Well, I have checked out gcc-3.4.1 now, and it seems the profile feedback optimizations are really important. Some switches have been renamed, and the docs say -funroll-loops is enabled when using profile data. gcc avoided any unrolling optimizations before, you had to enable them separately. I interpret this as: Loop unrolling is useful when using profile feedback, but not so much otherwise.
I have not benched anything yet, but my subjective impression is that the following CXXFLAGS improve things, but barely noticeably:
-O3 -fmerge-all-constants -funroll-loops -ffast-math -funswitch-loops
-march=... is important, but difficult to use for compilations across the board. You should definitely use -mtune=<most-common-cpu>, however.

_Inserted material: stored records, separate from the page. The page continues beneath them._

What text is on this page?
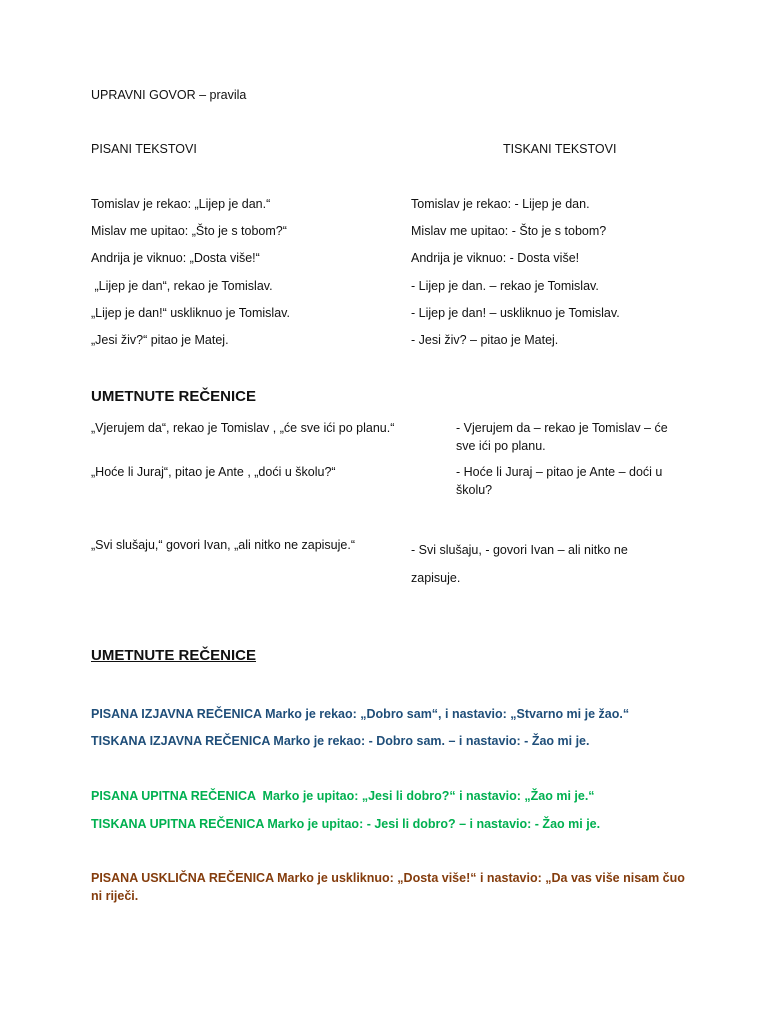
UPRAVNI GOVOR – pravila
PISANI TEKSTOVI	TISKANI TEKSTOVI
Tomislav je rekao: „Lijep je dan.“	Tomislav je rekao: - Lijep je dan.
Mislav me upitao: „Što je s tobom?“	Mislav me upitao: - Što je s tobom?
Andrija je viknuo: „Dosta više!“	Andrija je viknuo: - Dosta više!
„Lijep je dan“, rekao je Tomislav.	- Lijep je dan. – rekao je Tomislav.
„Lijep je dan!“ uskliknuo je Tomislav.	- Lijep je dan! – uskliknuo je Tomislav.
„Jesi živ?“ pitao je Matej.	- Jesi živ? – pitao je Matej.
UMETNUTE REČENICE
„Vjerujem da“, rekao je Tomislav , „će sve ići po planu.“	- Vjerujem da – rekao je Tomislav – će sve ići po planu.
„Hoće li Juraj“, pitao je Ante , „doći u školu?“	- Hoće li Juraj – pitao je Ante – doći u školu?
„Svi slušaju,“ govori Ivan, „ali nitko ne zapisuje.“	- Svi slušaju, - govori Ivan – ali nitko ne zapisuje.
UMETNUTE REČENICE
PISANA IZJAVNA REČENICA Marko je rekao: „Dobro sam“, i nastavio: „Stvarno mi je žao.“
TISKANA IZJAVNA REČENICA Marko je rekao: - Dobro sam. – i nastavio: - Žao mi je.
PISANA UPITNA REČENICA  Marko je upitao: „Jesi li dobro?“ i nastavio: „Žao mi je.“
TISKANA UPITNA REČENICA Marko je upitao: - Jesi li dobro? – i nastavio: - Žao mi je.
PISANA USKLIČNA REČENICA Marko je uskliknuo: „Dosta više!“ i nastavio: „Da vas više nisam čuo ni riječi.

If you have the patience, add -fprofile-generate to the switches, compile, run dosbox with a few different games, using different video modes, cpu instructions, scalers and sound cards. (I'd love to hear which ones you take. I tried Settlers for protected mode+svga+gus and MOM for hq2x+sblaster. Didn't have other ideas yet, no useful real mode program yet). After running the sample programs, reconfigure, replace -fprofile-generate with -fprofile-use, make clean, make.

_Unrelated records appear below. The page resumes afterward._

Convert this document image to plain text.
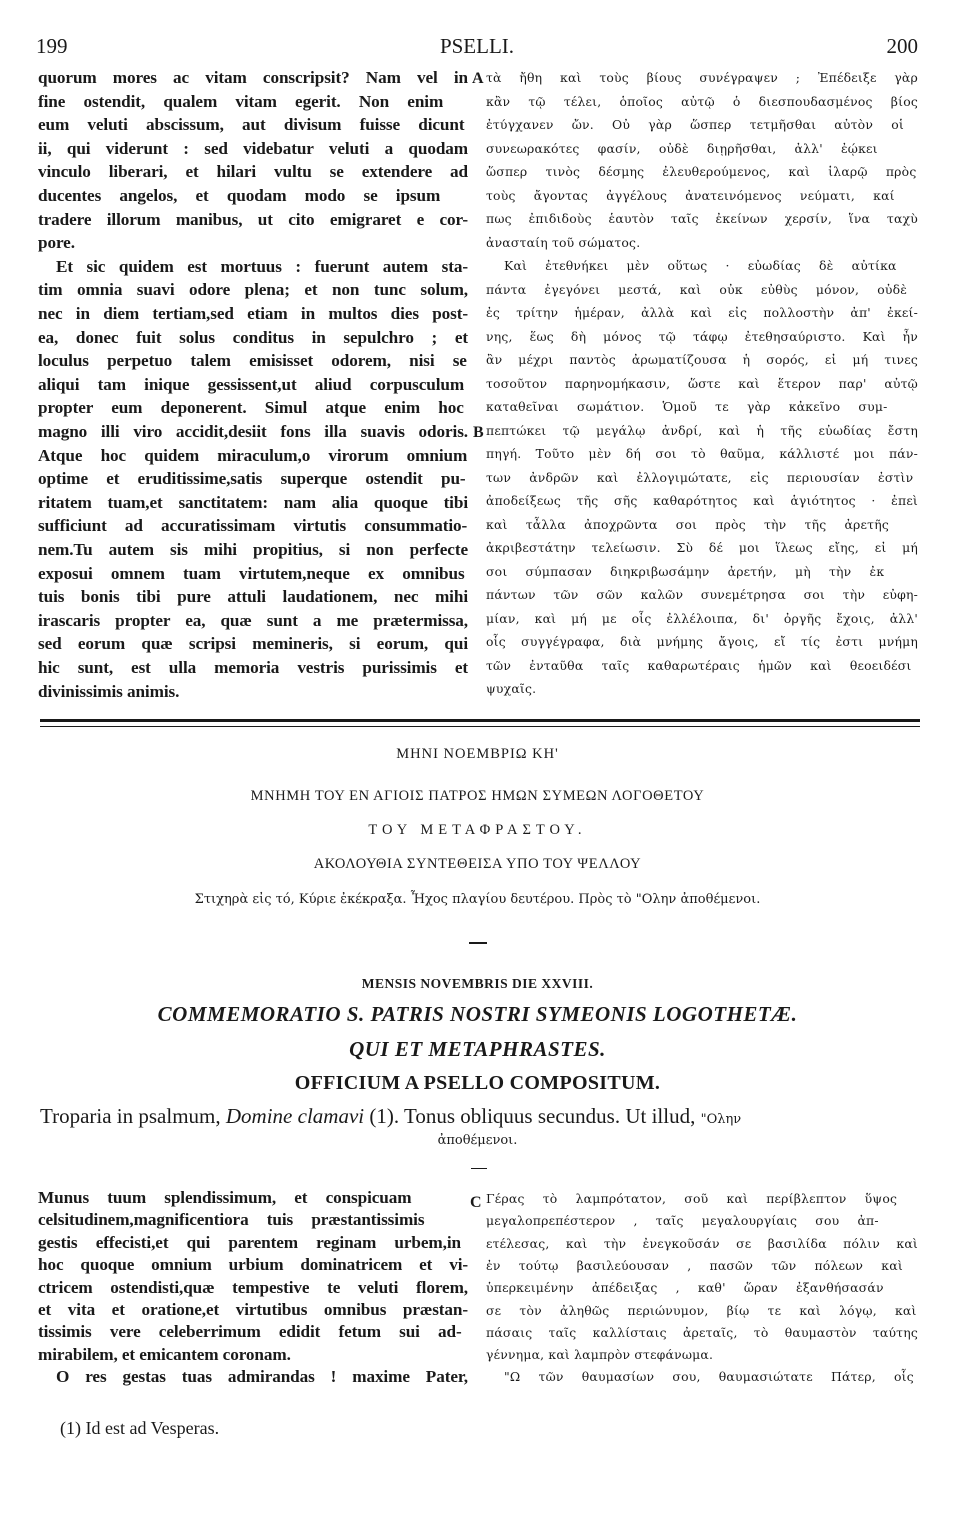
199	PSELLI.	200
quorum mores ac vitam conscripsit? Nam vel in
fine ostendit, qualem vitam egerit. Non enim
eum veluti abscissum, aut divisum fuisse dicunt
ii, qui viderunt : sed videbatur veluti a quodam
vinculo liberari, et hilari vultu se extendere ad
ducentes angelos, et quodam modo se ipsum
tradere illorum manibus, ut cito emigraret e cor-
pore.
Et sic quidem est mortuus : fuerunt autem sta-
tim omnia suavi odore plena; et non tunc solum,
nec in diem tertiam,sed etiam in multos dies post-
ea, donec fuit solus conditus in sepulchro ; et
loculus perpetuo talem emisisset odorem, nisi se
aliqui tam inique gessissent,ut aliud corpusculum
propter eum deponerent. Simul atque enim hoc
magno illi viro accidit,desiit fons illa suavis odoris.
Atque hoc quidem miraculum,o virorum omnium
optime et eruditissime,satis superque ostendit pu-
ritatem tuam,et sanctitatem: nam alia quoque tibi
sufficiunt ad accuratissimam virtutis consummatio-
nem.Tu autem sis mihi propitius, si non perfecte
exposui omnem tuam virtutem,neque ex omnibus
tuis bonis tibi pure attuli laudationem, nec mihi
irascaris propter ea, quæ sunt a me prætermissa,
sed eorum quæ scripsi memineris, si eorum, qui
hic sunt, est ulla memoria vestris purissimis et
divinissimis animis.
τὰ ἤθη καὶ τοὺς βίους συνέγραψεν ; Ἐπέδειξε γὰρ
κἂν τῷ τέλει, ὁποῖος αὐτῷ ὁ διεσπουδασμένος βίος
ἐτύγχανεν ὤν. Οὐ γὰρ ὥσπερ τετμῆσθαι αὐτὸν οἱ
συνεωρακότες φασίν, οὐδὲ διῃρῆσθαι, ἀλλ' ἐῴκει
ὥσπερ τινὸς δέσμης ἐλευθερούμενος, καὶ ἱλαρῷ πρὸς
τοὺς ἄγοντας ἀγγέλους ἀνατεινόμενος νεύματι, καί
πως ἐπιδιδοὺς ἑαυτὸν ταῖς ἐκείνων χερσίν, ἵνα ταχὺ
ἀνασταίη τοῦ σώματος.
Καὶ ἐτεθνήκει μὲν οὕτως · εὐωδίας δὲ αὐτίκα
πάντα ἐγεγόνει μεστά, καὶ οὐκ εὐθὺς μόνον, οὐδὲ
ἐς τρίτην ἡμέραν, ἀλλὰ καὶ εἰς πολλοστὴν ἀπ' ἐκεί-
νης, ἕως δὴ μόνος τῷ τάφῳ ἐτεθησαύριστο. Καὶ ἦν
ἂν μέχρι παντὸς ἀρωματίζουσα ἡ σορός, εἰ μή τινες
τοσοῦτον παρηνομήκασιν, ὥστε καὶ ἕτερον παρ' αὐτῷ
καταθεῖναι σωμάτιον. Ὁμοῦ τε γὰρ κἀκεῖνο συμ-
πεπτώκει τῷ μεγάλῳ ἀνδρί, καὶ ἡ τῆς εὐωδίας ἔστη
πηγή. Τοῦτο μὲν δή σοι τὸ θαῦμα, κάλλιστέ μοι πάν-
των ἀνδρῶν καὶ ἐλλογιμώτατε, εἰς περιουσίαν ἐστὶν
ἀποδείξεως τῆς σῆς καθαρότητος καὶ ἁγιότητος · ἐπεὶ
καὶ τἆλλα ἀποχρῶντα σοι πρὸς τὴν τῆς ἀρετῆς
ἀκριβεστάτην τελείωσιν. Σὺ δέ μοι ἵλεως εἴης, εἰ μή
σοι σύμπασαν διηκριβωσάμην ἀρετήν, μὴ τὴν ἐκ
πάντων τῶν σῶν καλῶν συνεμέτρησα σοι τὴν εὐφη-
μίαν, καὶ μή με οἷς ἐλλέλοιπα, δι' ὀργῆς ἔχοις, ἀλλ'
οἷς συγγέγραφα, διὰ μνήμης ἄγοις, εἴ τίς ἐστι μνήμη
τῶν ἐνταῦθα ταῖς καθαρωτέραις ἡμῶν καὶ θεοειδέσι
ψυχαῖς.
A
B
ΜΗΝΙ ΝΟΕΜΒΡΙΩ ΚΗ'
ΜΝΗΜΗ ΤΟΥ ΕΝ ΑΓΙΟΙΣ ΠΑΤΡΟΣ ΗΜΩΝ ΣΥΜΕΩΝ ΛΟΓΟΘΕΤΟΥ
ΤΟΥ ΜΕΤΑΦΡΑΣΤΟΥ.
ΑΚΟΛΟΥΘΙΑ ΣΥΝΤΕΘΕΙΣΑ ΥΠΟ ΤΟΥ ΨΕΛΛΟΥ
Στιχηρὰ εἰς τό, Κύριε ἐκέκραξα. Ἦχος πλαγίου δευτέρου. Πρὸς τὸ "Ολην ἀποθέμενοι.
MENSIS NOVEMBRIS DIE XXVIII.
COMMEMORATIO S. PATRIS NOSTRI SYMEONIS LOGOTHETÆ.
QUI ET METAPHRASTES.
OFFICIUM A PSELLO COMPOSITUM.
Troparia in psalmum, Domine clamavi (1). Tonus obliquus secundus. Ut illud, "Ολην
ἀποθέμενοι.
Munus tuum splendissimum, et conspicuam
celsitudinem,magnificentiora tuis præstantissimis
gestis effecisti,et qui parentem reginam urbem,in
hoc quoque omnium urbium dominatricem et vi-
ctricem ostendisti,quæ tempestive te veluti florem,
et vita et oratione,et virtutibus omnibus præstan-
tissimis vere celeberrimum edidit fetum sui ad-
mirabilem, et emicantem coronam.
O res gestas tuas admirandas ! maxime Pater,
Γέρας τὸ λαμπρότατον, σοῦ καὶ περίβλεπτον ὕψος
μεγαλοπρεπέστερον , ταῖς μεγαλουργίαις σου ἀπ-
ετέλεσας, καὶ τὴν ἐνεγκοῦσάν σε βασιλίδα πόλιν καὶ
ἐν τούτῳ βασιλεύουσαν , πασῶν τῶν πόλεων καὶ
ὑπερκειμένην ἀπέδειξας , καθ' ὥραν ἐξανθήσασάν
σε τὸν ἀληθῶς περιώνυμον, βίῳ τε καὶ λόγῳ, καὶ
πάσαις ταῖς καλλίσταις ἀρεταῖς, τὸ θαυμαστὸν ταύτης
γέννημα, καὶ λαμπρὸν στεφάνωμα.
"Ω τῶν θαυμασίων σου, θαυμασιώτατε Πάτερ, οἷς
C
(1) Id est ad Vesperas.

Unfortunately, a real dosbox benchmark is still missing. I can bench gcc using a synthetic benchmark, but I'd love to see something like "unlimited cpu cycles" with a display of how many cycles are actually executed, same for video frames drawn. CPU usage stats in top or task manager are too unreliable to detect improvements of a few percent. Yet, a few percent here, a few percent there, it all sums up.